China’s central bank cuts RRR to support economy
The People's Bank of China cut the required reserve ratio by 0.25 percentage points to support economic growth, as the economy continues to be dragged down by the rising number of Covid cases and real estate crisis
China's central bank to cut RRR by 0.25 percentage points from 5 December
China's central bank, the PBoC, is going to cut its required reserve ratio (RRR) by 0.25 percentage points from 5 December, for all banks except those already charging a 5% RRR. This should release CNY500 billion of liquidity for banks to lend out. The last time the PBoC cut the RRR was in April.
How can the PBoC get the most out of this RRR cut?
Our view is that if the RRR cut is the only monetary policy tool that the PBoC is going to implement, it may not lead to a significant increase in bank lending. This is especially the case when it comes to lending to SMEs. This is because credit quality of smaller companies deteriorates faster than it does for big corporates when the economic environment worsens.

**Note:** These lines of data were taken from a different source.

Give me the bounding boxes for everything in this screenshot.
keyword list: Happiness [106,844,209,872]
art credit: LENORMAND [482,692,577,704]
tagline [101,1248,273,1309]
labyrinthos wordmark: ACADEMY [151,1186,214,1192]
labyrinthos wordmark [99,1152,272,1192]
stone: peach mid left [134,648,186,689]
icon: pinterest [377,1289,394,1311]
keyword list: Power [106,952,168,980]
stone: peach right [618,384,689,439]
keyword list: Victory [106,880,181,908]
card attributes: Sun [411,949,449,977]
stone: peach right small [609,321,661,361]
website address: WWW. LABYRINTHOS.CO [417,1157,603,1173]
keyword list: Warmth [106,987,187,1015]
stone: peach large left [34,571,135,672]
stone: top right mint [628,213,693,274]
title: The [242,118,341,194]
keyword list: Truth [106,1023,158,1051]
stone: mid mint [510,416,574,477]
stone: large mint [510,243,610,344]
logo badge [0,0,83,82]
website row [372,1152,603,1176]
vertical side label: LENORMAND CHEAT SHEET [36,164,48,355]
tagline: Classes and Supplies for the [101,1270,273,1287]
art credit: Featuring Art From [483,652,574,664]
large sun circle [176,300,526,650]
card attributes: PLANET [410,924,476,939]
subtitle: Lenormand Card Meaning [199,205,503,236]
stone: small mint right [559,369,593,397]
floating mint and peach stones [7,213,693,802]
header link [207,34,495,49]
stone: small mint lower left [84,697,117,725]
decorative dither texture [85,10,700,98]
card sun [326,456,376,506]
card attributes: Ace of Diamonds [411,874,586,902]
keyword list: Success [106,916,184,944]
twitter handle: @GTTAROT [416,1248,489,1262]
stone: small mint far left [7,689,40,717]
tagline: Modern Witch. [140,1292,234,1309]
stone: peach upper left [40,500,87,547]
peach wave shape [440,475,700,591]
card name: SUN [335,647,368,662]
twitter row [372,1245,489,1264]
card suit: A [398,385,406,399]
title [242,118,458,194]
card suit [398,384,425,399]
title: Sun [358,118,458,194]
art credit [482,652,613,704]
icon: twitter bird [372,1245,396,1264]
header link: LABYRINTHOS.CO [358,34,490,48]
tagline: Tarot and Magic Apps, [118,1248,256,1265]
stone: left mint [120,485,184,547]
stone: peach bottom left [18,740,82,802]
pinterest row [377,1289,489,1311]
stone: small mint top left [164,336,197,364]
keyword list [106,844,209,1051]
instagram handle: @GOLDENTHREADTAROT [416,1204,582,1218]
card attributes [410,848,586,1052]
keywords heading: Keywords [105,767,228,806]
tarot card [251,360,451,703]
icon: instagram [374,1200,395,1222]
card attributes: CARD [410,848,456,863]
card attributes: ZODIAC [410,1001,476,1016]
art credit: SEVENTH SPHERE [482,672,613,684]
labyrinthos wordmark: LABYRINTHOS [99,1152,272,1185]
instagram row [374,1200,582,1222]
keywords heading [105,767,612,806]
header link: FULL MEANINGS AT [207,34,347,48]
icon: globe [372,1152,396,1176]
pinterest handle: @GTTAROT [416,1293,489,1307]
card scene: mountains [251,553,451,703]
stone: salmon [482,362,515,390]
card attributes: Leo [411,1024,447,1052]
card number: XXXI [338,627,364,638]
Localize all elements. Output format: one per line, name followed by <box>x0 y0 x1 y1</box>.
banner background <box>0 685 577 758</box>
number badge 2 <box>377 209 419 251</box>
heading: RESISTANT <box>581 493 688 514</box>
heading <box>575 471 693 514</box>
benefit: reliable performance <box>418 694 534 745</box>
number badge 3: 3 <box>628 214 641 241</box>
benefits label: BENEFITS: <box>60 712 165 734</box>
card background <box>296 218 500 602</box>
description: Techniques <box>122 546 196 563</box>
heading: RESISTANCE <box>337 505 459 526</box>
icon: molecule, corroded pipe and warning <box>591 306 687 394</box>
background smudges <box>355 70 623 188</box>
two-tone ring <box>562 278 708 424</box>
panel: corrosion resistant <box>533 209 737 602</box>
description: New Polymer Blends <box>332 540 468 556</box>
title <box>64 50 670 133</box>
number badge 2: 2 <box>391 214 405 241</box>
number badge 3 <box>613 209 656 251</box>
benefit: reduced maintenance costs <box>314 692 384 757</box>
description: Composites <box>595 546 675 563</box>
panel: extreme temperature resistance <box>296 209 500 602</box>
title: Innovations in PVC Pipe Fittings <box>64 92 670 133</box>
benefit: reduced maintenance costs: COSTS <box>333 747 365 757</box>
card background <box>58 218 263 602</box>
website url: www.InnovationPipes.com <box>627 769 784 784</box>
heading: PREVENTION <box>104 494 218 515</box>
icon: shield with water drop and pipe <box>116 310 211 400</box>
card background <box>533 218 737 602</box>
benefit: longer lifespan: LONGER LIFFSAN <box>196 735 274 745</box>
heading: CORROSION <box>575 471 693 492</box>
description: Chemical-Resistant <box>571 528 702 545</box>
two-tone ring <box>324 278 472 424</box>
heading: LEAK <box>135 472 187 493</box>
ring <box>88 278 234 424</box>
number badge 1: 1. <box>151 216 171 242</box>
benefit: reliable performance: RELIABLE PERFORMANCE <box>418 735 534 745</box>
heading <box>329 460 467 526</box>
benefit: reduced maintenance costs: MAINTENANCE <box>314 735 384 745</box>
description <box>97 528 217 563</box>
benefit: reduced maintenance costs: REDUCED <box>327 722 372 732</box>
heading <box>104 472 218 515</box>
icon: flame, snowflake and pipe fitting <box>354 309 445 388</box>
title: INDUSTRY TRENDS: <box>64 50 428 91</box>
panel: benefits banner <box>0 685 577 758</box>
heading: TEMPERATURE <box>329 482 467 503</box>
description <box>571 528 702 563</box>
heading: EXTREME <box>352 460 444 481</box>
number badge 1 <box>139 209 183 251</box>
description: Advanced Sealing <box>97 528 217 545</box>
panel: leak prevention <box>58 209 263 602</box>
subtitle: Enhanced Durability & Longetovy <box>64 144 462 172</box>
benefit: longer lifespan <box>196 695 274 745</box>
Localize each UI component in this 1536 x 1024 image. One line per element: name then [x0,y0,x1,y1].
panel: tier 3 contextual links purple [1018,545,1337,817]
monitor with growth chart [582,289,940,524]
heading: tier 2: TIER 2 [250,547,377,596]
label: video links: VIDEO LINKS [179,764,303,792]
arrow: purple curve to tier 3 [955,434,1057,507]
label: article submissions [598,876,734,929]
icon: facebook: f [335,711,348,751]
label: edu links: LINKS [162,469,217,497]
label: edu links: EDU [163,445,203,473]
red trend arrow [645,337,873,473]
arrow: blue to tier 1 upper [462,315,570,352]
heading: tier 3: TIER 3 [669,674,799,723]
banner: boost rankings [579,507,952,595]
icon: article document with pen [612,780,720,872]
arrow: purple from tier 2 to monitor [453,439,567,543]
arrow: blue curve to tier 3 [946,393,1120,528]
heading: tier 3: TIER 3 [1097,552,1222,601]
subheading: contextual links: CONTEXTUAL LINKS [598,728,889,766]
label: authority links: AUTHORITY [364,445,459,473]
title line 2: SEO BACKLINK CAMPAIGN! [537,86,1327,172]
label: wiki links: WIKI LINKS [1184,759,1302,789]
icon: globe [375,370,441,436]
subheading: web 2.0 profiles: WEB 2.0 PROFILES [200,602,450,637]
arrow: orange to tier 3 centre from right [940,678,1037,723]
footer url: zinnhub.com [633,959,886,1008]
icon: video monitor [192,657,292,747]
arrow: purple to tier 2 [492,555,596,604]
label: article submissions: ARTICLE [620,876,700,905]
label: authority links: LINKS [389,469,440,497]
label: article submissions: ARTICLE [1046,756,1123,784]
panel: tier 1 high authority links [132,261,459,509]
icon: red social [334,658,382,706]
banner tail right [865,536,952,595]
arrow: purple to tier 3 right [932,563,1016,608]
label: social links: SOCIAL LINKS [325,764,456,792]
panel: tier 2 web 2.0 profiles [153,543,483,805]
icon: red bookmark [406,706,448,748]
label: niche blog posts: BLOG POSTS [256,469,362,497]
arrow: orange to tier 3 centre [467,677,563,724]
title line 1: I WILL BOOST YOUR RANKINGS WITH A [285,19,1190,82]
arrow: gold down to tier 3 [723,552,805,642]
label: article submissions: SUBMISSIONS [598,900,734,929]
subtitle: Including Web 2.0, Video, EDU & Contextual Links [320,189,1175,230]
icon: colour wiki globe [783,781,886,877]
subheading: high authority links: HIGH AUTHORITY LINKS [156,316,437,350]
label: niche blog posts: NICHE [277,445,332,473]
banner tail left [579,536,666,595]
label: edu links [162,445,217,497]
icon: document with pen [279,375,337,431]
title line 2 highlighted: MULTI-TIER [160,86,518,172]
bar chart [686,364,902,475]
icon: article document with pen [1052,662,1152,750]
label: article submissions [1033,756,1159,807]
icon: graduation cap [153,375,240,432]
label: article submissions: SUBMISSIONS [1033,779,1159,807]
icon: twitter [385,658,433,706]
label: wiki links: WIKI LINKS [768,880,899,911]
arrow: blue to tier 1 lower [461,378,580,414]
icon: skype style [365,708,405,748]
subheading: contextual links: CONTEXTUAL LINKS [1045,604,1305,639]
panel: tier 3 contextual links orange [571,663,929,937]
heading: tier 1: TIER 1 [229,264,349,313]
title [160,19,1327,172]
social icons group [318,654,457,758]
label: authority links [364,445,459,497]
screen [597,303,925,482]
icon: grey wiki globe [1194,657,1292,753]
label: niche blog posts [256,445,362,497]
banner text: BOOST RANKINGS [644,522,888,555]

Companies are currently facing weaker retail sales from a higher number of Covid cases and falling home prices from unfinished home projects.
What I expect is that the PBoC will exercise some form of unconventional monetary policy to increase the effectiveness of this RRR cut. This unconventional monetary policy could include raising the quota of re-lending programmes for SMEs, increasing matching loans for the construction of unfinished residential projects, and it could also be possible that there will be some guidance to commercial banks to increase loan growth.
If there are accompanying policies to increase bank lending other than just cutting the RRR, job losses in December could be stable. Otherwise, we might see another increase in job losses, and retail spending will fall further.